The timing of the showings placed the theatrical sport in direct competition with the first home football game of the year; even so, a solid crowd of 60 arrived for the splash-dash that is “instant theater.”
It has been described as speed dating for theater.
Twenty-four before showcasing their new theatrical work, student playwrights were given a prompt to produce a 10-minute play. In turn, they were given overnight to pen a play—and, in the morning, directors took over and coached actors.
“Instant Theatre Festival (ITF) is a great way to get to know the Pacific theater community and gain theater experience along the way,” explained Emily Smith, Pacific University ‘22, who organized this year’s event.
One of those involved this year was senior Troy Pigman, who played the lowly bureaucrat Death #69 in the play, Night of the Living Girlfriend: U-Hauling a Lesbian Out of Her Grave. “At kickoff the writers were given their prompts and all through the night they wrote their plays. They then handed them in in the morning. The actors and directors were shuffled up and were given seven hours to prepare. I’d say that exhaustion is an understatement.”
In spite of the mad dash, Pigman was enthused. “To be honest, I feel pretty good. I’m really not nervous, which is surprising. I did everything that I had to do to prepare. Actually, now I’m thinking about a career change from a writer to a thespian.”
In the program, his character is merely labeled 69 Death, and upon questioning of what was up with his character, he said: “So in the play, Death is an organization like the Parking Authority or the IRS. It would be unrealistic to just have one Grim Reaper collecting souls for the entire world, so instead there’s an entire agency all serving the long arm of death. I am an aging, lower-level bureaucrat who is just trying to collect the (titular) lesbian’s soul, but over the course of the play I become very disillusioned with my state in life.”
In the play, in between monologues where metaphysics are thrown around with cheap jokes about bureaucracy, 69 Death becomes embroiled in a Mexican stand-off between a graverobber and the dead lesbian’s girlfriend.

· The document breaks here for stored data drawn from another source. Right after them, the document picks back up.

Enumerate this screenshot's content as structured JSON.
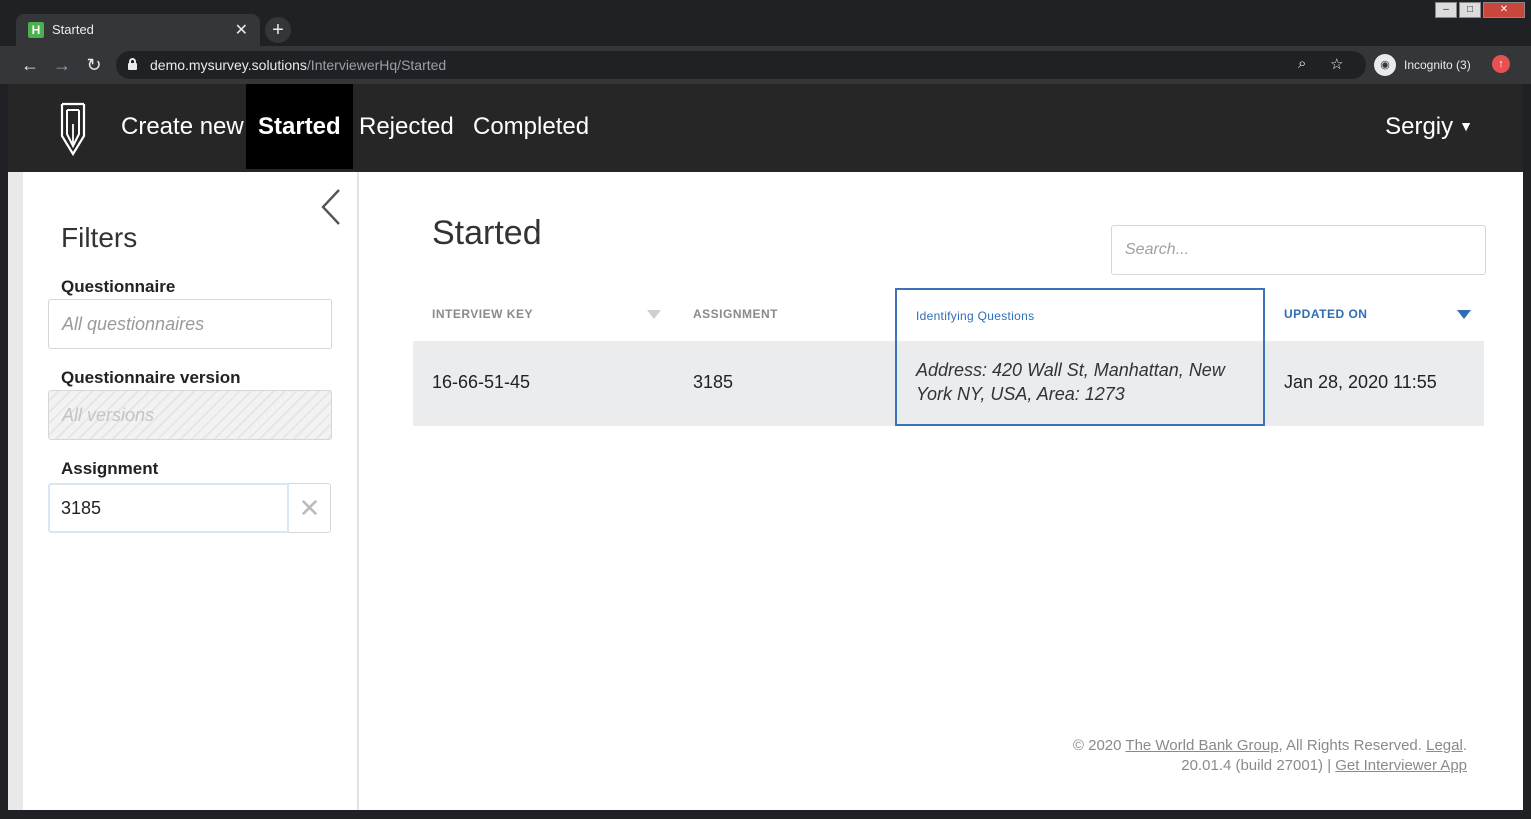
{
  "browser": {
    "tab_title": "Started",
    "tab_favicon": "H",
    "url_host": "demo.mysurvey.solutions",
    "url_path": "/InterviewerHq/Started",
    "incognito_label": "Incognito (3)"
  },
  "header": {
    "nav": [
      "Create new",
      "Started",
      "Rejected",
      "Completed"
    ],
    "active": "Started",
    "user": "Sergiy"
  },
  "sidebar": {
    "title": "Filters",
    "questionnaire_label": "Questionnaire",
    "questionnaire_placeholder": "All questionnaires",
    "version_label": "Questionnaire version",
    "version_placeholder": "All versions",
    "assignment_label": "Assignment",
    "assignment_value": "3185"
  },
  "main": {
    "title": "Started",
    "search_placeholder": "Search..."
  },
  "table": {
    "columns": [
      "INTERVIEW KEY",
      "ASSIGNMENT",
      "Identifying Questions",
      "UPDATED ON"
    ],
    "rows": [
      {
        "interview_key": "16-66-51-45",
        "assignment": "3185",
        "identifying_questions": "Address: 420 Wall St, Manhattan, New York NY, USA, Area: 1273",
        "updated_on": "Jan 28, 2020 11:55"
      }
    ]
  },
  "footer": {
    "copyright_prefix": "© 2020",
    "org_link": "The World Bank Group",
    "rights": ", All Rights Reserved.",
    "legal_link": "Legal",
    "version": "20.01.4 (build 27001) |",
    "app_link": "Get Interviewer App"
  },
  "colors": {
    "header_bg": "#262626",
    "accent": "#2f6db3",
    "row_bg": "#ebecee"
  }
}
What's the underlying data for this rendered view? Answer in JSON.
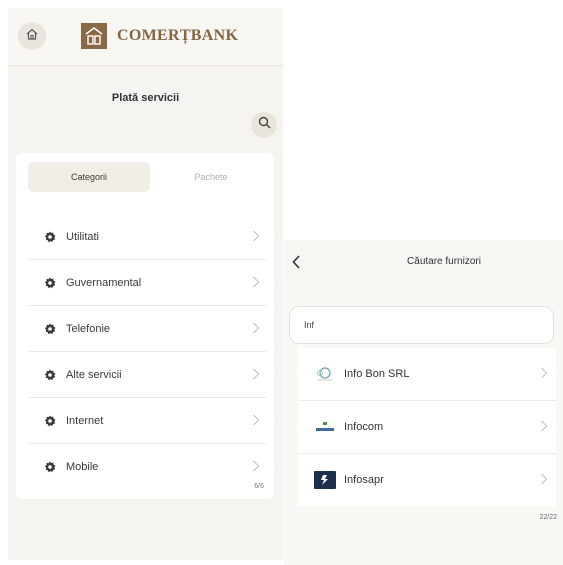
{
  "brand": {
    "name": "COMERȚBANK",
    "color": "#86653f"
  },
  "left": {
    "page_title": "Plată servicii",
    "tabs": [
      {
        "label": "Categorii",
        "active": true
      },
      {
        "label": "Pachete",
        "active": false
      }
    ],
    "categories": [
      {
        "label": "Utilitati",
        "icon": "gear-icon"
      },
      {
        "label": "Guvernamental",
        "icon": "gear-icon"
      },
      {
        "label": "Telefonie",
        "icon": "gear-icon"
      },
      {
        "label": "Alte servicii",
        "icon": "gear-icon"
      },
      {
        "label": "Internet",
        "icon": "gear-icon"
      },
      {
        "label": "Mobile",
        "icon": "gear-icon"
      }
    ],
    "count": "6/6"
  },
  "right": {
    "title": "Căutare furnizori",
    "search": {
      "value": "Inf"
    },
    "results": [
      {
        "name": "Info Bon SRL",
        "logo": "info-bon-logo"
      },
      {
        "name": "Infocom",
        "logo": "infocom-logo"
      },
      {
        "name": "Infosapr",
        "logo": "infosapr-logo"
      }
    ],
    "count": "22/22"
  }
}
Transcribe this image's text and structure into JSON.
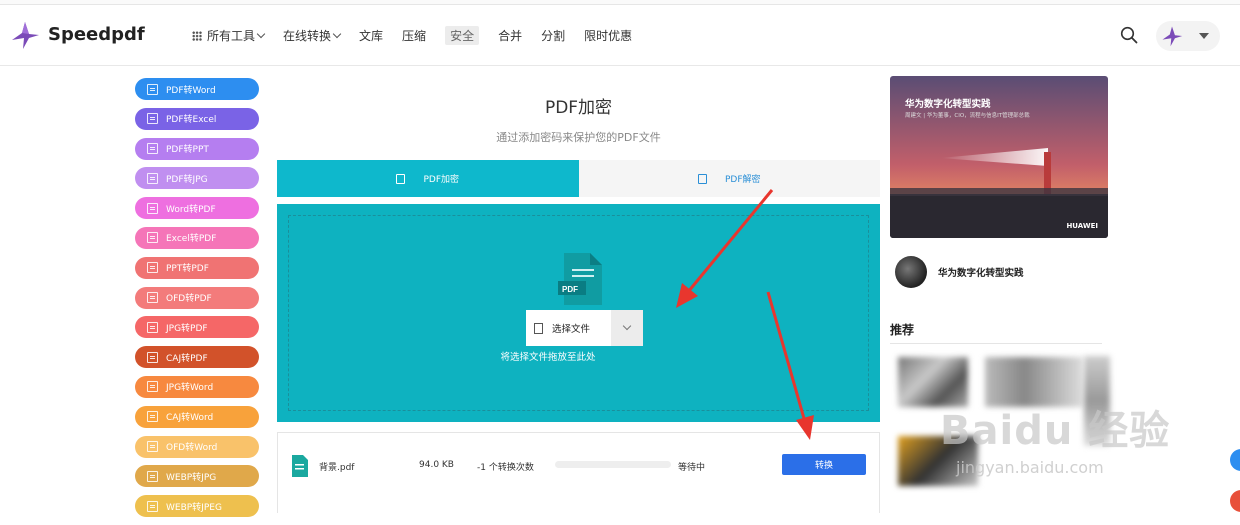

“I had a lot of fun preparing for this and I hope that the audience enjoys watching it as much as I enjoyed practicing,” Pigman adds, just before taking stage.
Other plays touched were similarly layered and creative: Pigeon Lake, written by current Pacific student Wren Bonham, reimagined Tchaikovsky’s Swan Lake, with a mixture of Cinderella for good measure; and current student Cryptid Parke’s The Dreamer mimicked one’s interior dream consciousness after one too many TikTok binges; a wacky band-kid-esque detective story of a duo of hapless investigators on the trail of a howling apparition reigning terror on a python farm. Chase scenes, cheeky one liners, chain bubble blowing, dance renditions. It was a great night.